For a 2.7kg mass oscillating in simple harmonic motion (spring constant: 360N/m) with an amplitude of oscillations measured at 3.4cm.
How do I calculate the total mechanical energy, maximum speed and at what positive displacement, the mass has half the maximum speed.
For one-dimensional simple harmonic motion, the equation of motion is $$ \ddot x(t)+\omega^2 x(t)=0 $$ where $ \omega = \sqrt{\frac{k}{m}}$, $m$ is the inertial mass of the oscillating body, $x(t)$ is its displacement from the equilibrium position, and $k$ is the spring constant for a mass on a spring.
Solving the differential equation above produces a solution that is a sinusoidal function: $$ x(t) = A\cos\left(\omega t + \varphi\right), $$ where $A$ is the amplitude (maximum displacement from the equilibrium position), $ω = 2πf$ is the angular frequency, and $\varphi$ is the phase.
The velocity and acceleration as a function of time are \begin{align} v(t) &= \dot x(t) = - A\omega \sin(\omega t+\varphi)\\ a(t) &= \ddot x(t)=-\omega^2 x(t)= - A \omega^2 \cos( \omega t+\varphi). \end{align} The maximum speed is $v_{\max}= \omega A$ at equilibrium point and the maximum acceleration $a_{\max}= \omega^2 A$ at extreme points.

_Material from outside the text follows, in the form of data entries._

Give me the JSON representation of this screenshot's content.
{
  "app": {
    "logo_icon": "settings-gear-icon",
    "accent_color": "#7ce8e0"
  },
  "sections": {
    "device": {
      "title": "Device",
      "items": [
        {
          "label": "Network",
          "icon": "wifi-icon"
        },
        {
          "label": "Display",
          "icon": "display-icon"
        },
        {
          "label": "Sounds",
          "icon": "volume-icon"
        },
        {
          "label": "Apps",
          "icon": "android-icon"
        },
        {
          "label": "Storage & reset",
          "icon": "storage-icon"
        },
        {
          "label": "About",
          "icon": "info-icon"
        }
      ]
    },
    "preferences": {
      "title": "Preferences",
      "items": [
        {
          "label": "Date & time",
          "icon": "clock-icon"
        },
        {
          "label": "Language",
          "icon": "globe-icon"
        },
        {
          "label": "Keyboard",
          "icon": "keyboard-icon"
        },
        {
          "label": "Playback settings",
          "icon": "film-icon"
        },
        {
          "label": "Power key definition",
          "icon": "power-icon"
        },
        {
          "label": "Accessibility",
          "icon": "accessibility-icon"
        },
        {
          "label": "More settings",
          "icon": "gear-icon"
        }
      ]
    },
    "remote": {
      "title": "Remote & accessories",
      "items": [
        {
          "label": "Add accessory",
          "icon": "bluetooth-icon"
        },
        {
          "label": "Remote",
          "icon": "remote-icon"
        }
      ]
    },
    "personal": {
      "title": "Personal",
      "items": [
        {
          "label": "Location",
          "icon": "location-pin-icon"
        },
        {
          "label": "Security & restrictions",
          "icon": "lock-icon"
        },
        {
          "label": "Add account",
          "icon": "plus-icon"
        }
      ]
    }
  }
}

The velocity as function of displacement is obtained from \begin{align} v^2(t)&=\left[- A\omega \sin(\omega t+\varphi)\right]^2\\& =\omega^2 A^2\sin^2(\omega t+\varphi)=\omega^2 A^2\left[1-\cos^2(\omega t+\varphi)\right]\\ &=\omega^2 (A^2-x^2(t)) \end{align} that is $$ v(x)=\omega\sqrt{A^2-x^2} $$ So the positive displacement $\tilde x$ at which the mass has half the maximum speed will be found solving $$ v\left(\tilde x\right)=\omega\sqrt{A^2-\tilde x^2}=\frac{1}{2}v_{\max}=\frac{1}{2} \omega A $$ that is $$\omega^2 (A^2-\tilde x^2)= \frac{\omega^2 A^2}{4}\quad \Longrightarrow \tilde x=\frac{\sqrt 3}{2}A$$
The kinetic energy $K$ of the system at time $t$ is $$ K(t) = \frac{1}{2} mv^2(t) = \frac{1}{2}m\omega^2A^2\sin^2(\omega t + \varphi) = \frac{1}{2}kA^2 \sin^2(\omega t + \varphi), $$ and the potential energy is $$ U(t) = \frac{1}{2} k x^2(t) = \frac{1}{2} k A^2 \cos^2(\omega t + \varphi). $$ The total mechanical energy has a constant value $$ E = K + U = \frac{1}{2} k A^2. $$